California Penal Code Section 632.7, part of California’s Invasion of Privacy Act, prohibits the recording of a communication between a cellular or cordless telephone and another telephone without the consent of all parties.
Previously, a California Court of Appeal interpreted the statute as only applying to third-party eavesdroppers and not the actual parties to the call. However, in Smith v. LoanMe, the California Supreme Court reversed that decision and held that Section 632.7 applies to both parties and nonparties. This decision confirms that all businesses that record calls with California customers could be vulnerable to claims under the statute unless they obtain the consent of the called customer.
In 2015, Plaintiff Jeremiah Smith answered a call on his cordless telephone from defendant LoanMe, Inc., which was trying to reach Smith’s wife about her loan account. Three seconds into the call, LoanMe caused a “beep” tone to sound, but did not orally inform Smith that the call was being recorded. Smith advised LoanMe that his wife was not available, and the call ended just 18 second after it began.
The plaintiff, after discovering that LoanMe had recorded the call, filed a putative class action consisting of ”[a]ll persons in California whose inbound and outbound telephone conversations involving their cellular or cordless telephones were recorded without their consent by [LoanMe] or its agent/s within the one year prior to the filing of this action.” The complaint alleged that the recording of these calls violated Section 632.7.
At trial, the court held that the beep tone gave Smith adequate notice that the call was being recorded, and it entered judgment in favor of LoanMe. Smith appealed.
The California Court of Appeal did not examine the consent issue decided by the Superior Court, but instead examined whether Section 632.7 forbids only the intentional recording of conversations by person other than the parties to the conversation. The Court of Appeal concluded that Section 632.7 does not apply to parties to a conversation and only prohibits third-party eavesdroppers from intentionally recording telephonic communications without the parties’ consent.
The California Supreme Court granted review to determine whether Section 632.7 prohibits parties to a communication from recording calls without consent or only applies to nonparties (such as eavesdroppers).
The California Supreme Court reversed the Court of Appeal’s decision and held that Section 632.7 applies to parties and nonparties alike.

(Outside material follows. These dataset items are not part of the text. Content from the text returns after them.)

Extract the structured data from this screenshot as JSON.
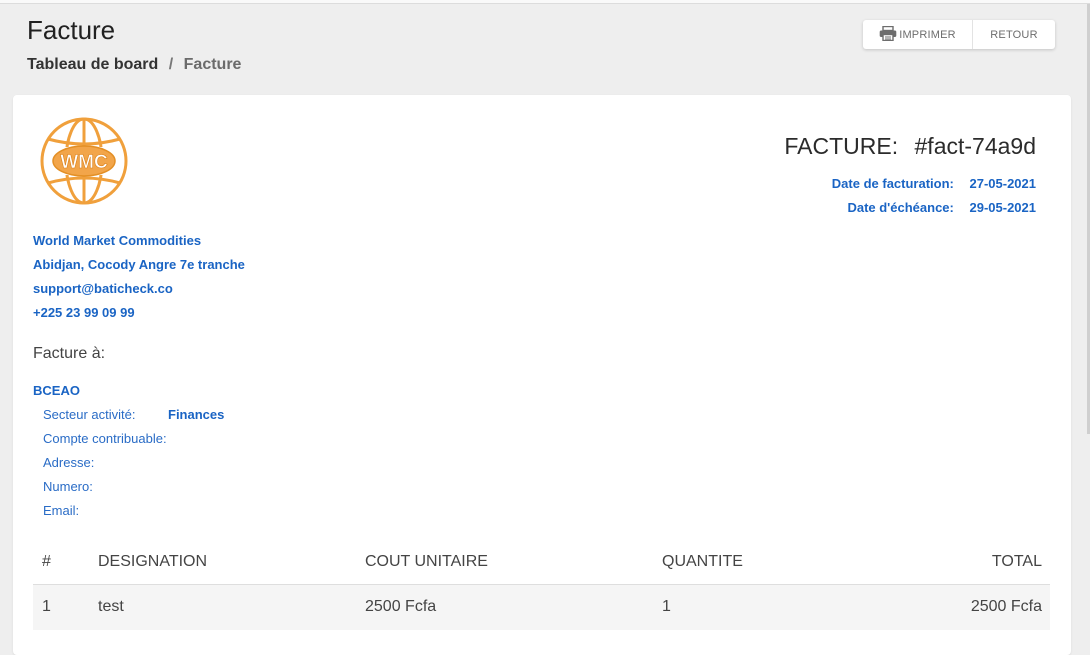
{
  "header": {
    "title": "Facture",
    "breadcrumb": {
      "parent": "Tableau de board",
      "separator": "/",
      "current": "Facture"
    },
    "buttons": {
      "print_label": "IMPRIMER",
      "back_label": "RETOUR"
    }
  },
  "invoice": {
    "title_label": "FACTURE:",
    "number": "#fact-74a9d",
    "date_label": "Date de facturation:",
    "date": "27-05-2021",
    "due_label": "Date d'échéance:",
    "due_date": "29-05-2021"
  },
  "company": {
    "logo_text": "WMC",
    "name": "World Market Commodities",
    "address": "Abidjan, Cocody Angre 7e tranche",
    "email": "support@baticheck.co",
    "phone": "+225 23 99 09 99"
  },
  "client": {
    "heading": "Facture à:",
    "name": "BCEAO",
    "sector_label": "Secteur activité:",
    "sector": "Finances",
    "taxpayer_label": "Compte contribuable:",
    "address_label": "Adresse:",
    "number_label": "Numero:",
    "email_label": "Email:"
  },
  "table": {
    "headers": [
      "#",
      "DESIGNATION",
      "COUT UNITAIRE",
      "QUANTITE",
      "TOTAL"
    ],
    "rows": [
      [
        "1",
        "test",
        "2500 Fcfa",
        "1",
        "2500 Fcfa"
      ]
    ]
  },
  "colors": {
    "accent": "#1a64c4",
    "logo": "#f0a03c"
  },
  "icons": {
    "print": "printer-icon"
  }
}
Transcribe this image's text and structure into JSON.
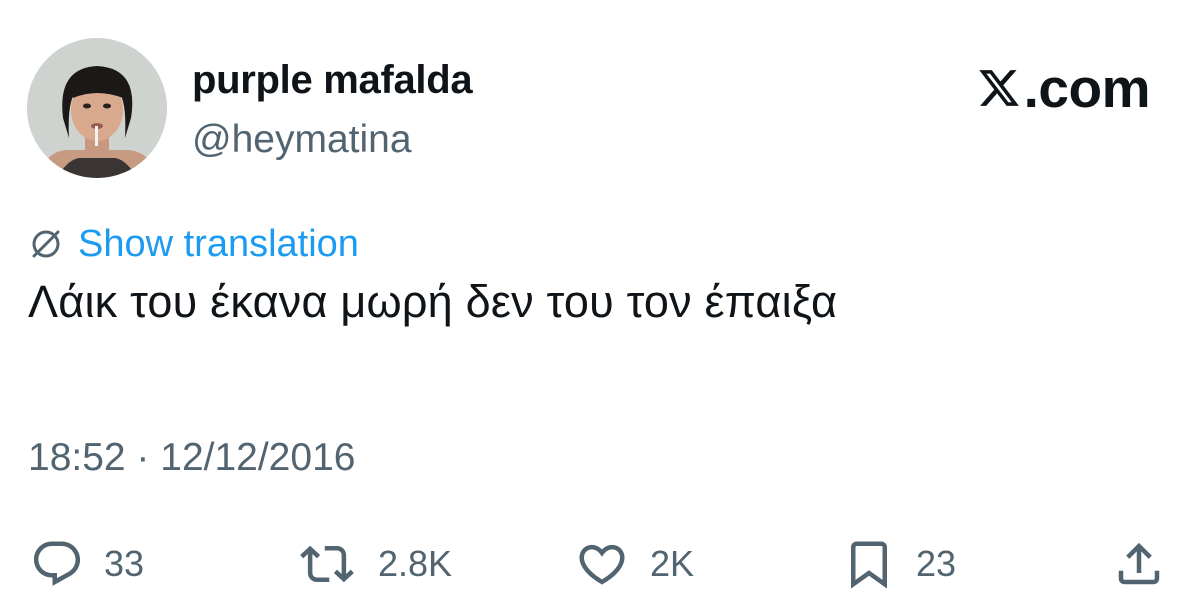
{
  "author": {
    "display_name": "purple mafalda",
    "handle": "@heymatina",
    "avatar_icon": "profile-photo"
  },
  "brand": {
    "label": ".com",
    "logo_icon": "x-logo-icon"
  },
  "translate": {
    "icon": "globe-slash-icon",
    "label": "Show translation",
    "color": "#1d9bf0"
  },
  "tweet": {
    "text": "Λάικ του έκανα μωρή δεν του τον έπαιξα",
    "timestamp": "18:52 · 12/12/2016"
  },
  "actions": {
    "replies": {
      "icon": "reply-icon",
      "count": "33"
    },
    "reposts": {
      "icon": "repost-icon",
      "count": "2.8K"
    },
    "likes": {
      "icon": "heart-icon",
      "count": "2K"
    },
    "bookmarks": {
      "icon": "bookmark-icon",
      "count": "23"
    },
    "share": {
      "icon": "share-icon"
    }
  },
  "colors": {
    "text": "#0f1419",
    "secondary": "#536471",
    "accent": "#1d9bf0"
  }
}
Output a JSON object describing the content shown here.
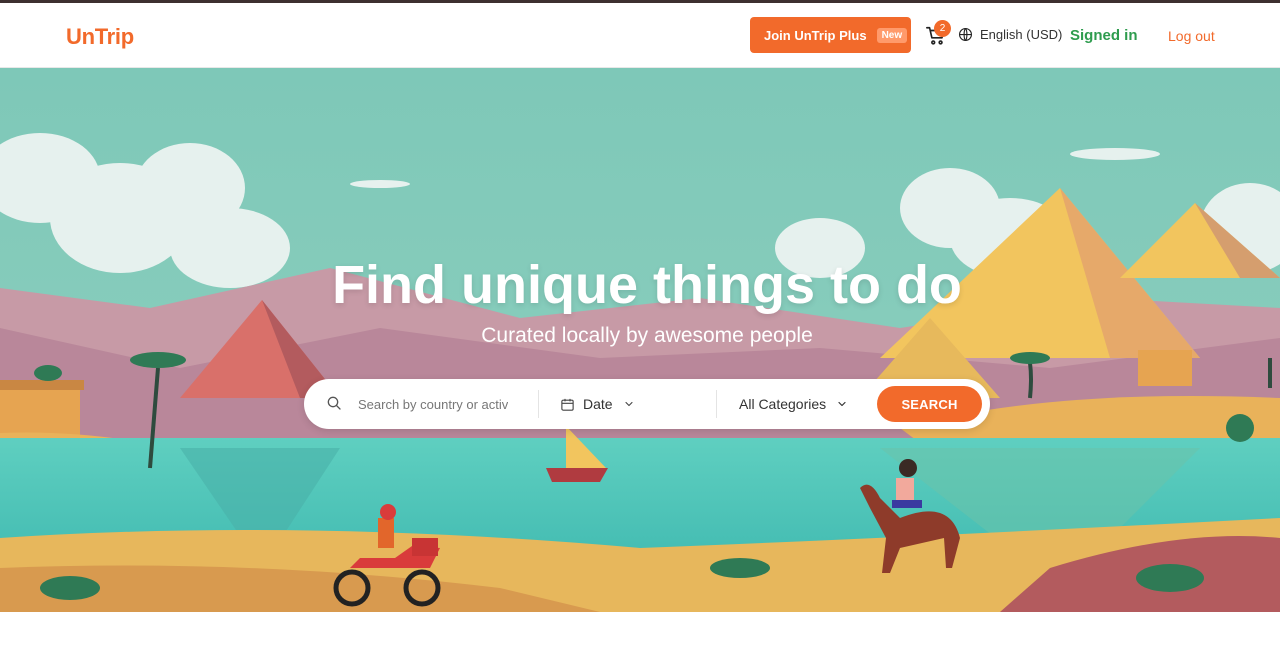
{
  "header": {
    "logo": "UnTrip",
    "join_label": "Join UnTrip Plus",
    "new_badge": "New",
    "cart_count": "2",
    "language": "English (USD)",
    "signed_in": "Signed in",
    "logout": "Log out"
  },
  "hero": {
    "title": "Find unique things to do",
    "subtitle": "Curated locally by awesome people"
  },
  "search": {
    "placeholder": "Search by country or activ",
    "date_label": "Date",
    "category_label": "All Categories",
    "button_label": "SEARCH"
  },
  "colors": {
    "brand": "#f26a2b",
    "signed_in": "#2e9c4e",
    "sky": "#7cc6b6"
  },
  "icons": [
    "cart-icon",
    "globe-icon",
    "search-icon",
    "calendar-icon",
    "chevron-down-icon"
  ]
}
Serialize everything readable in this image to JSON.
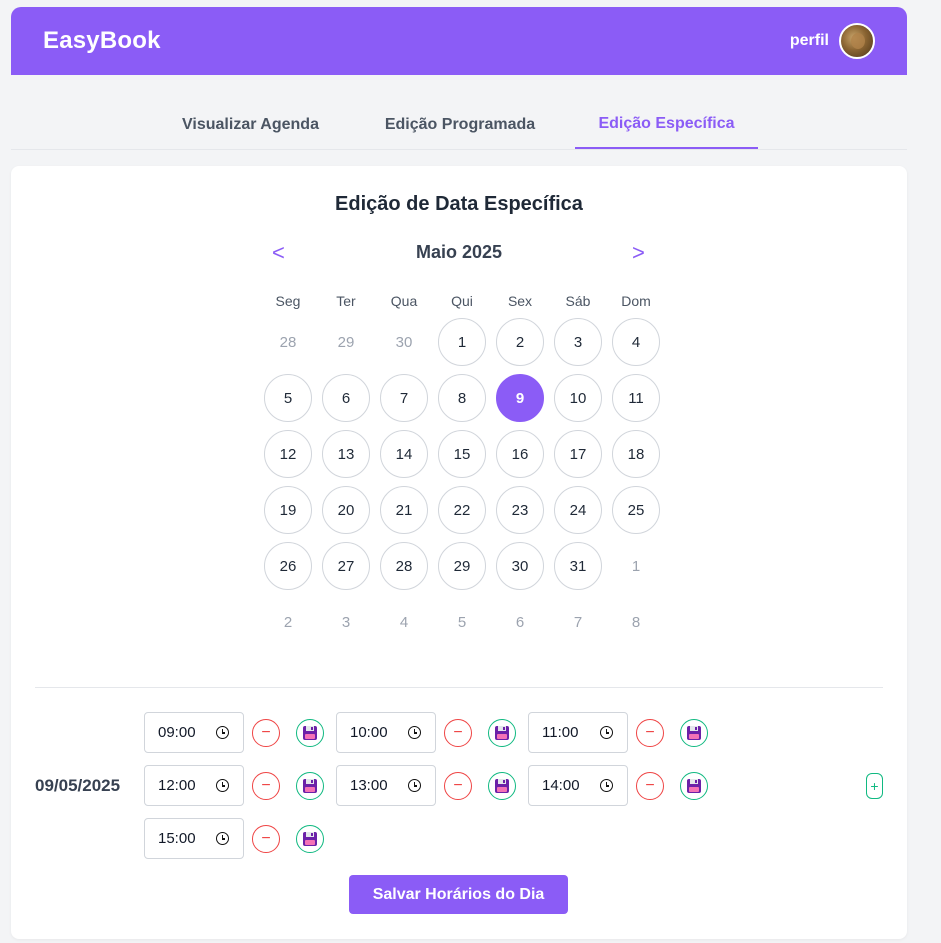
{
  "header": {
    "logo": "EasyBook",
    "profile_label": "perfil"
  },
  "tabs": [
    {
      "label": "Visualizar Agenda",
      "active": false
    },
    {
      "label": "Edição Programada",
      "active": false
    },
    {
      "label": "Edição Específica",
      "active": true
    }
  ],
  "editor": {
    "title": "Edição de Data Específica",
    "month_label": "Maio 2025",
    "prev_label": "<",
    "next_label": ">",
    "weekdays": [
      "Seg",
      "Ter",
      "Qua",
      "Qui",
      "Sex",
      "Sáb",
      "Dom"
    ],
    "weeks": [
      [
        "28",
        "29",
        "30",
        "1",
        "2",
        "3",
        "4"
      ],
      [
        "5",
        "6",
        "7",
        "8",
        "9",
        "10",
        "11"
      ],
      [
        "12",
        "13",
        "14",
        "15",
        "16",
        "17",
        "18"
      ],
      [
        "19",
        "20",
        "21",
        "22",
        "23",
        "24",
        "25"
      ],
      [
        "26",
        "27",
        "28",
        "29",
        "30",
        "31",
        "1"
      ],
      [
        "2",
        "3",
        "4",
        "5",
        "6",
        "7",
        "8"
      ]
    ],
    "selected_day": "9"
  },
  "schedule": {
    "date": "09/05/2025",
    "slots": [
      "09:00",
      "10:00",
      "11:00",
      "12:00",
      "13:00",
      "14:00",
      "15:00"
    ],
    "remove_label": "−",
    "add_label": "+",
    "save_day_label": "Salvar Horários do Dia"
  },
  "colors": {
    "accent": "#8b5cf6",
    "remove": "#ef4444",
    "save": "#10b981"
  },
  "icons": {
    "remove": "minus-circle-icon",
    "save": "floppy-disk-icon",
    "add": "plus-icon",
    "time": "clock-icon"
  }
}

The Court began its analysis by examining the plain language of the statute. The Court concluded that, when read in context, the most plausible interpretation of Section 632.7 prohibited both parties and nonparties from intentionally recording a covered communication without the consent of all parties. Specifically, the Court focused its analysis on the following statutory language: ”[e]very person who, without the consent of all parties to a communication, intercepts or receives and intentionally records ... a communication,” and concluded that the consent language in the statute applies to the recording component, and not to the manner in which the recording party received the call.
The Court next turned to the legislative history and intent of the statute, as well as its goals, and concluded that both favored an interpretation of Section 632.7 that applied to both parties and nonparties alike. It determined that a clear goal of the legislature in adding Section 632.7 to the California Privacy Act was to close the gap between protections afforded to landline telephone conversations and those conducted with cellular or cordless phones; if Section 632.7 were interpreted to only apply to nonparties’ recording of telephone conversations, it would leave a substantial gap in those protections, which could not have been what the legislature intended. Moreover, expanding the purview of the statute to prohibit both parties and nonparties from recording calls without consent furthers the intended purpose of the statute — protecting the privacy of California residents.
The court then remanded the case to the Court of Appeal to determine whether LoanMe’s beep tone at the start of the call gave the plaintiff sufficient notice that the call would be recorded.
This decision will likely lead to an expansion of putative class actions based on Section 632.7. The recording of customer calls is nearly ubiquitous in consumer-facing businesses given the importance of maintaining such records for business purposes and employee training. Businesses that record calls with California customers should examine their processes for obtaining consent to record those calls.
Further, while putative class actions brought under Section 623.7 are likely to increase, defendants still have potential defenses to Section 632.7 class claims. Specifically, plaintiffs face difficulty in demonstrating commonality, predominance, and typicality given that whether a customer had adequate notice the call was being recorded will depend on the circumstances in which the individual call was made.